ASA-2019-00275 – VMware: Hypervisor-Specific Mitigations for MDS vulnerabilities

vCenter Server, ESXi, Workstation, and Fusion updates include Hypervisor-Specific Mitigations for MDS speculative execution vulnerabilities. A malicious user must have local access to a virtual machine and the ability to execute code to infer data otherwise protected by architectural mechanisms from another virtual machine or the hypervisor itself via MDS vulnerabilities. There are two known attack vector variants for MDS at the Hypervisor level: Sequential-context attack vector (Inter-VM): a malicious VM can potentially infer recently accessed data of a previous context (hypervisor thread or other VM thread) on either logical processor of a processor core. Concurrent-context attack vector (Inter-VM): a malicious VM can potentially infer recently accessed data of a concurrently executing context (hypervisor thread or other VM thread) on the other logical processor of the Hyper-Threading-enabled processor core.

ASA-2019-00237 – VMware: Vertex shader out-of-bounds read vulnerability

VMware ESXi, Workstation and Fusion updates address an out-of-bounds vulnerability with the vertex shader functionality. Exploitation of this issue requires an attacker to have access to a virtual machine with 3D graphics enabled. Successful exploitation of this issue may lead to information disclosure or may allow attackers with normal user privileges to create a denial-of-service condition on their own VM. The workaround for this issue involves disabling the 3D-acceleration feature. This feature is not enabled by default on ESXi and is enabled by default on Workstation and Fusion.

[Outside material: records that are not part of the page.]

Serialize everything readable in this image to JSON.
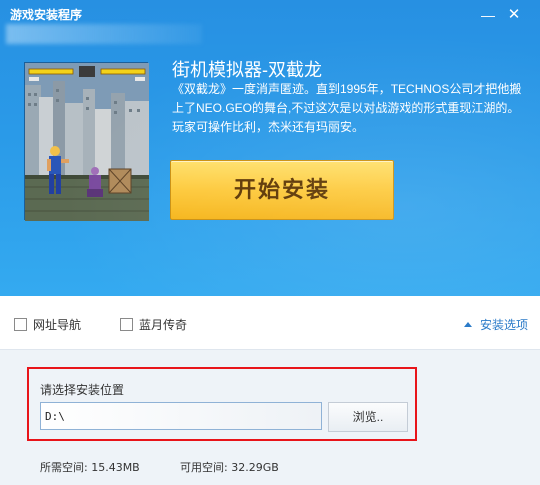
{
  "window": {
    "title": "游戏安装程序",
    "minimize_glyph": "—",
    "close_glyph": "✕"
  },
  "header": {
    "game_art_label": "街机模拟器-双截龙 screenshot",
    "game_title": "街机模拟器-双截龙",
    "description": "《双截龙》一度消声匿迹。直到1995年，TECHNOS公司才把他搬上了NEO.GEO的舞台,不过这次是以对战游戏的形式重现江湖的。玩家可操作比利，杰米还有玛丽安。",
    "install_button": "开始安装"
  },
  "options": {
    "items": [
      {
        "label": "网址导航",
        "checked": false
      },
      {
        "label": "蓝月传奇",
        "checked": false
      }
    ],
    "install_options_label": "安装选项"
  },
  "location": {
    "label": "请选择安装位置",
    "path_value": "D:\\",
    "browse_label": "浏览.."
  },
  "space": {
    "required": "所需空间: 15.43MB",
    "free": "可用空间: 32.29GB"
  },
  "colors": {
    "header_blue": "#2a9ae8",
    "button_yellow": "#fdc93a",
    "highlight_red": "#e8141a",
    "link_blue": "#2b7bc8"
  }
}
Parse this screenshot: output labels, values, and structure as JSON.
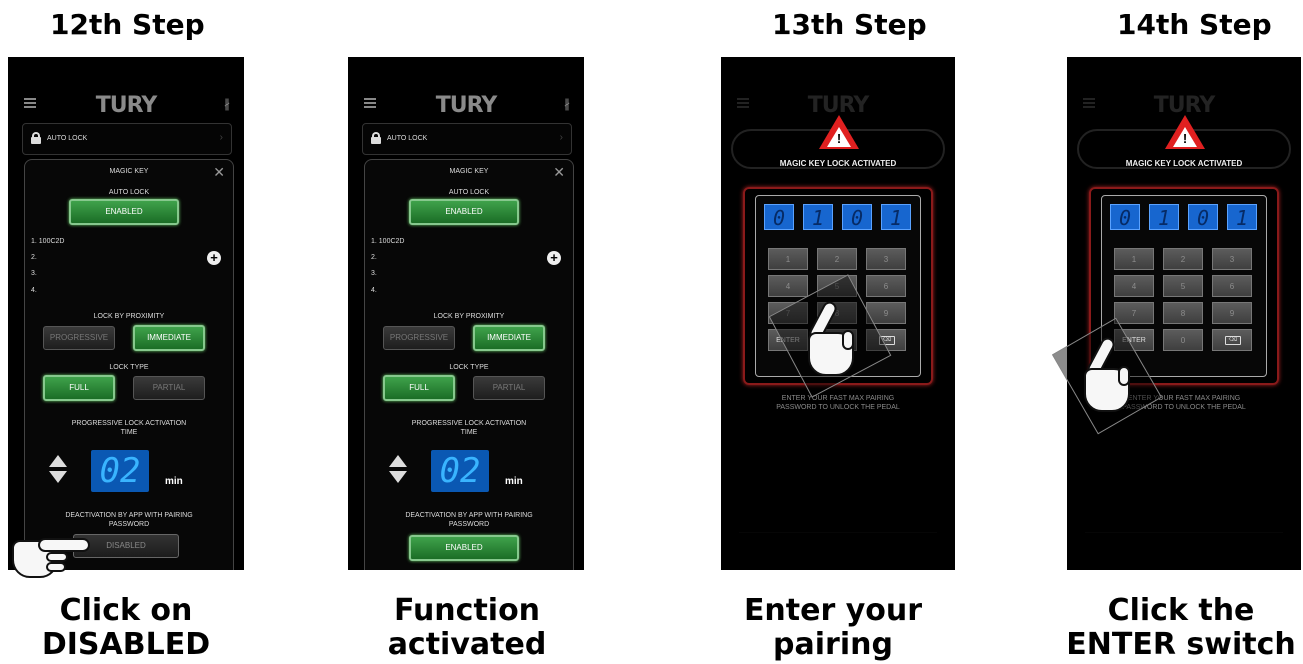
{
  "steps": [
    {
      "title": "12th Step",
      "caption_line1": "Click on",
      "caption_line2": "DISABLED"
    },
    {
      "title": "",
      "caption_line1": "Function",
      "caption_line2": "activated"
    },
    {
      "title": "13th Step",
      "caption_line1": "Enter your",
      "caption_line2": "pairing password"
    },
    {
      "title": "14th Step",
      "caption_line1": "Click the",
      "caption_line2": "ENTER switch"
    }
  ],
  "app": {
    "logo": "TURY",
    "menu_icon": "hamburger-menu-icon",
    "bluetooth_icon": "bluetooth-icon",
    "bluetooth_glyph": "∦",
    "auto_lock_row": "AUTO LOCK",
    "modal": {
      "title": "MAGIC KEY",
      "close_glyph": "✕",
      "auto_lock_label": "AUTO LOCK",
      "auto_lock_state": "ENABLED",
      "keys": [
        "1. 100C2D",
        "2.",
        "3.",
        "4."
      ],
      "add_glyph": "+",
      "proximity_label": "LOCK BY PROXIMITY",
      "proximity_options": [
        "PROGRESSIVE",
        "IMMEDIATE"
      ],
      "proximity_selected": "IMMEDIATE",
      "lock_type_label": "LOCK TYPE",
      "lock_type_options": [
        "FULL",
        "PARTIAL"
      ],
      "lock_type_selected": "FULL",
      "activation_time_line1": "PROGRESSIVE LOCK ACTIVATION",
      "activation_time_line2": "TIME",
      "activation_time_value": "02",
      "activation_time_unit": "min",
      "deactivation_line1": "DEACTIVATION BY APP WITH PAIRING",
      "deactivation_line2": "PASSWORD",
      "deactivation_state_before": "DISABLED",
      "deactivation_state_after": "ENABLED"
    }
  },
  "keypad": {
    "warning_icon": "warning-triangle-icon",
    "warning_mark": "!",
    "title": "MAGIC KEY LOCK ACTIVATED",
    "digits": [
      "0",
      "1",
      "0",
      "1"
    ],
    "keys": [
      "1",
      "2",
      "3",
      "4",
      "5",
      "6",
      "7",
      "8",
      "9",
      "ENTER",
      "0",
      "⌫"
    ],
    "instruction_line1": "ENTER YOUR FAST MAX PAIRING",
    "instruction_line2": "PASSWORD TO UNLOCK THE PEDAL"
  },
  "colors": {
    "enabled_green": "#2e8b3a",
    "digit_blue": "#1766cf",
    "warning_red": "#e02020",
    "keypad_border": "#8a1a1a"
  }
}
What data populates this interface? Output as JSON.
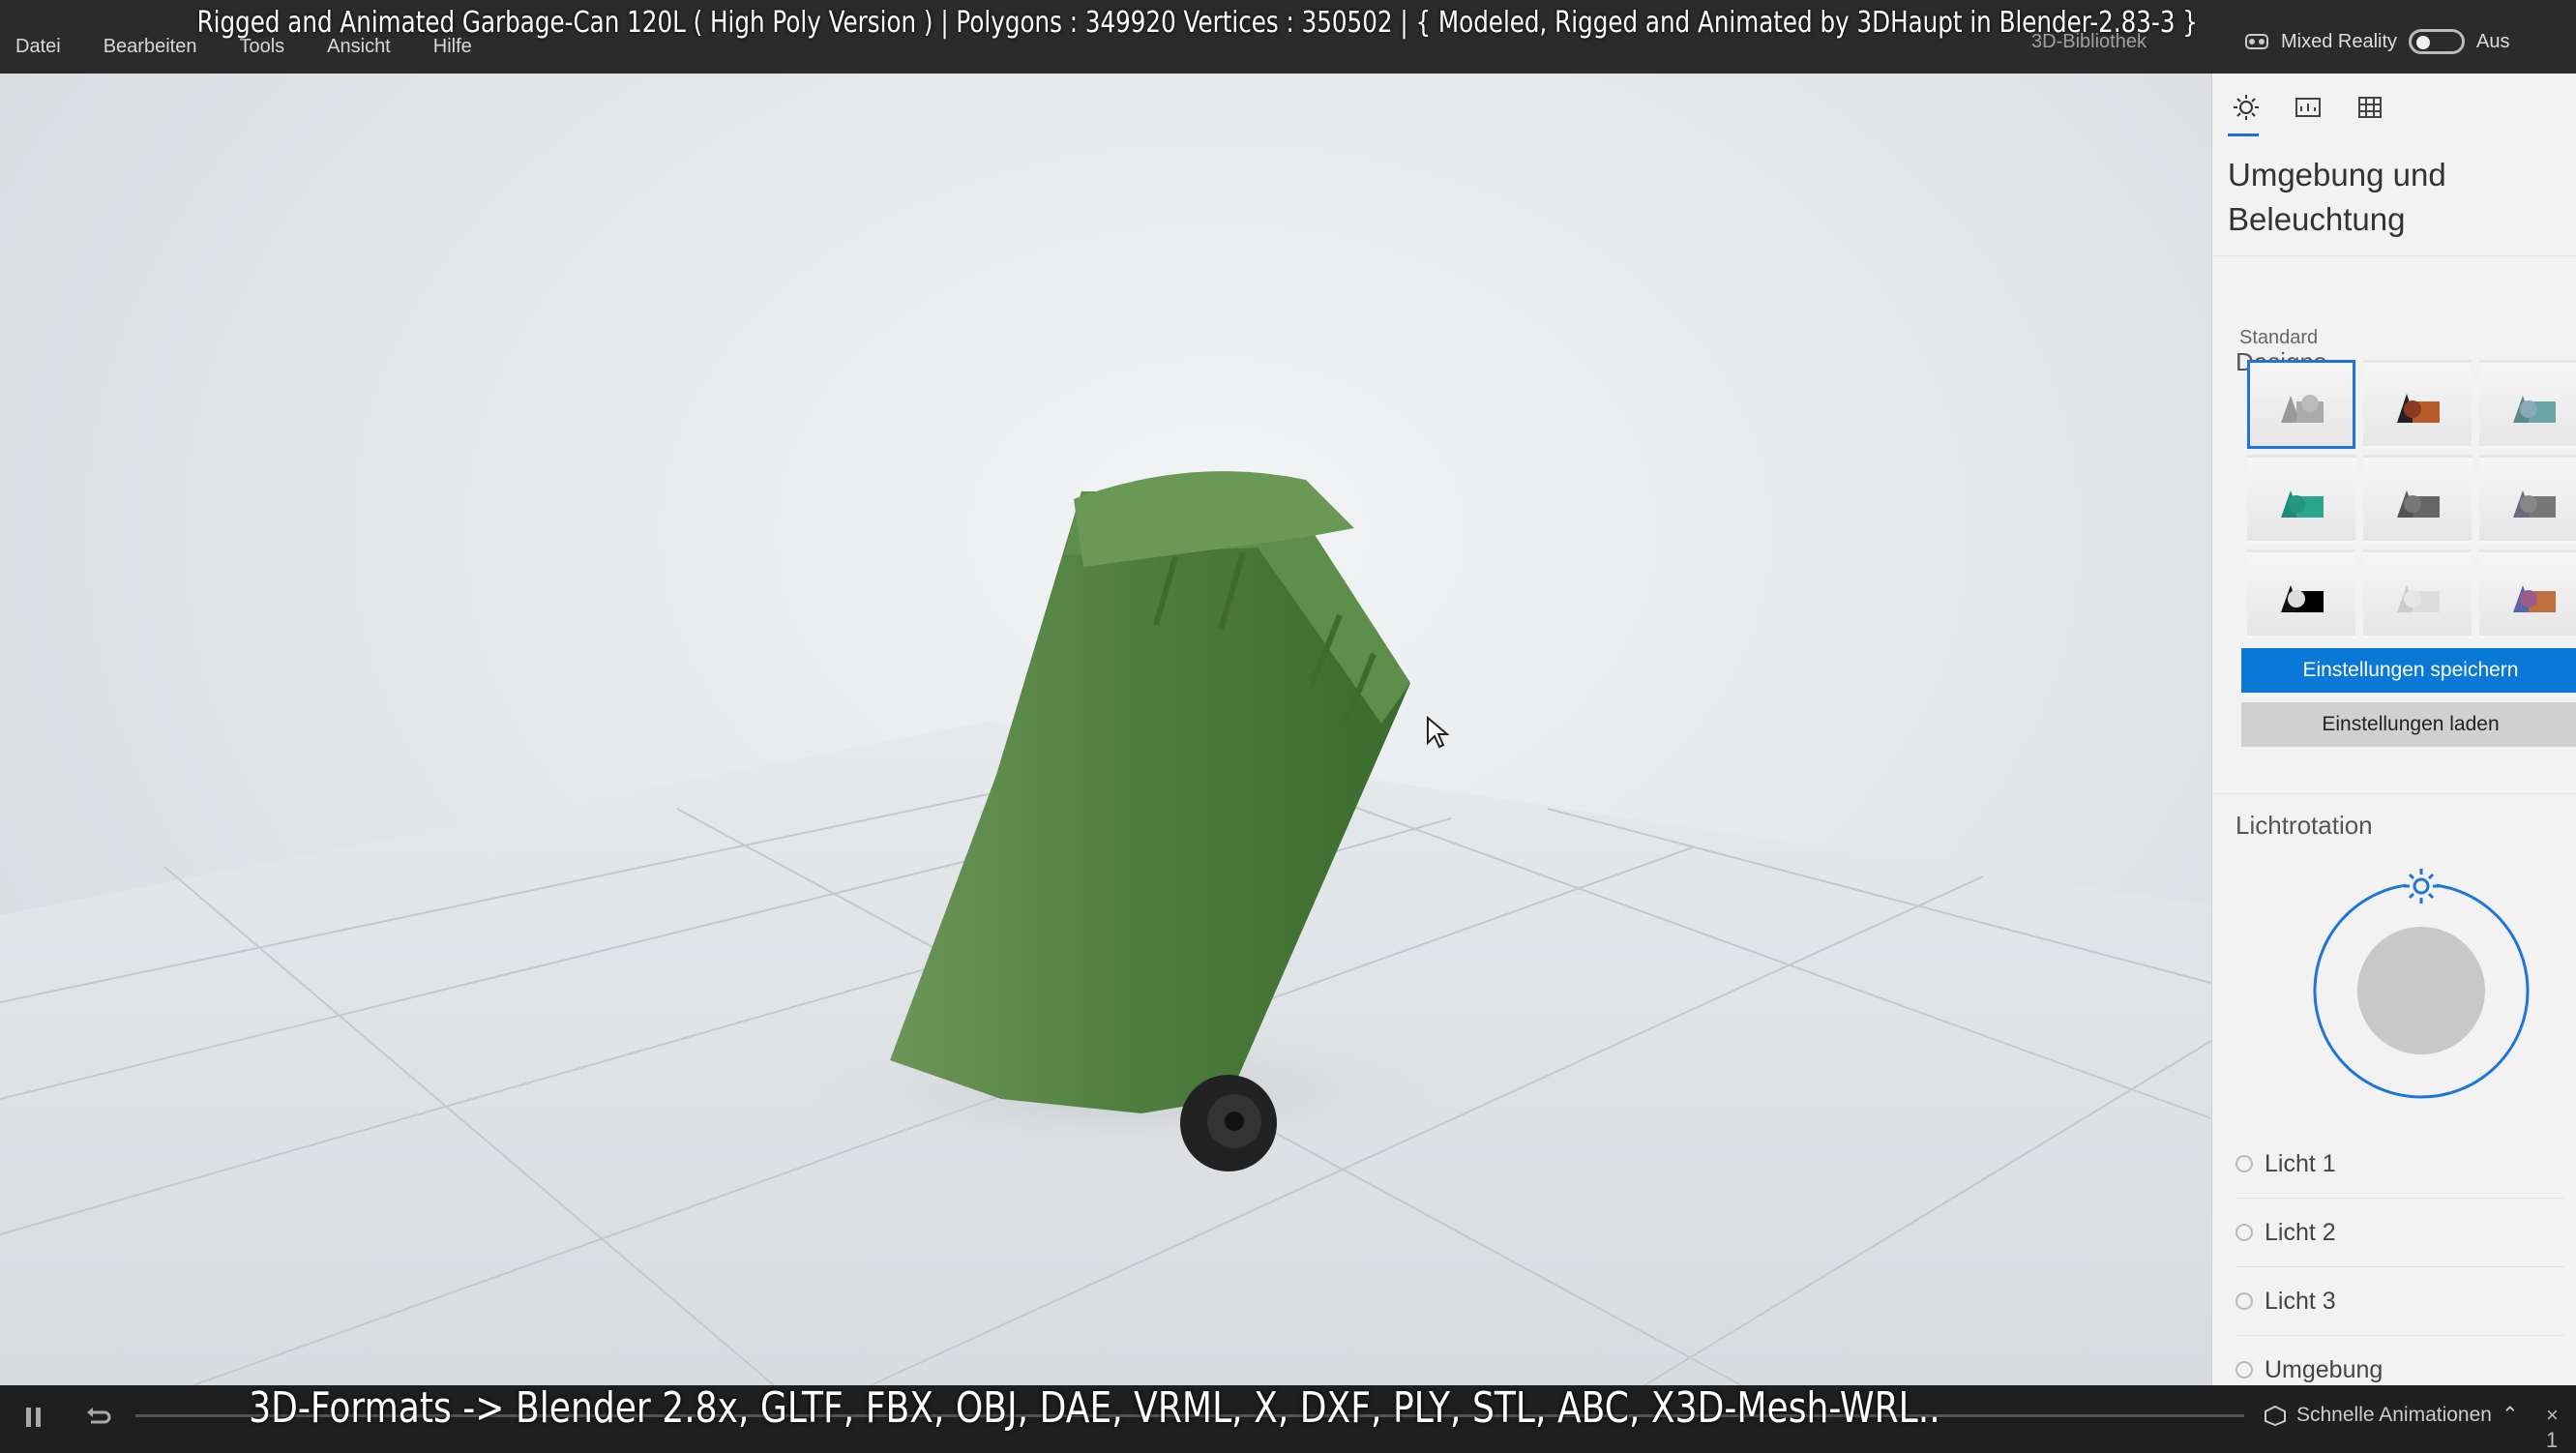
{
  "menu": [
    "Datei",
    "Bearbeiten",
    "Tools",
    "Ansicht",
    "Hilfe"
  ],
  "title_overlay": "Rigged and Animated Garbage-Can 120L ( High Poly Version )  |   Polygons : 349920  Vertices : 350502    |   { Modeled, Rigged and Animated by 3DHaupt in Blender-2.83-3 }",
  "library_label": "3D-Bibliothek",
  "mixed_reality": {
    "label": "Mixed Reality",
    "state": "Aus"
  },
  "panel": {
    "title": "Umgebung und Beleuchtung",
    "designs_title": "Designs",
    "designs_sub": "Standard",
    "save_btn": "Einstellungen speichern",
    "load_btn": "Einstellungen laden",
    "rotation_title": "Lichtrotation",
    "lights": [
      "Licht 1",
      "Licht 2",
      "Licht 3",
      "Umgebung"
    ]
  },
  "bottom_overlay": "3D-Formats -> Blender 2.8x, GLTF, FBX, OBJ, DAE, VRML, X, DXF, PLY, STL, ABC, X3D-Mesh-WRL..",
  "bottom_bar": {
    "animations_label": "Schnelle Animationen",
    "zoom_label": "1"
  },
  "colors": {
    "accent": "#0a78d7",
    "can_green": "#4f7f3f",
    "panel_bg": "#f2f2f2"
  }
}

ASA-2019-00236 – VMware: Out-of-bounds read vulnerability

VMware ESXi, Workstation and Fusion updates address an out-of-bounds read vulnerability. Exploitation of this issue requires an attacker to have access to a virtual machine with 3D graphics enabled. Successful exploitation of this issue may lead to information disclosure.The workaround for this issue involves disabling the 3D-acceleration feature. This feature is not enabled by default on ESXi and is enabled by default on Workstation and Fusion.

ASA-2019-00235 – VMware: Multiple shader translator out-of-bounds read vulnerabilities

VMware ESXi, Workstation and Fusion contain multiple out-of-bounds read vulnerabilities in the shader translator. Exploitation of these issues requires an attacker to have access to a virtual machine with 3D graphics enabled.  Successful exploitation of these issues may lead to information disclosure or may allow attackers with normal user privileges to create a denial-of-service condition on their own VM.  The workaround for these issues involves disabling the 3D-acceleration feature.  This feature is not enabled by default on ESXi and is enabled by default on Workstation and Fusion.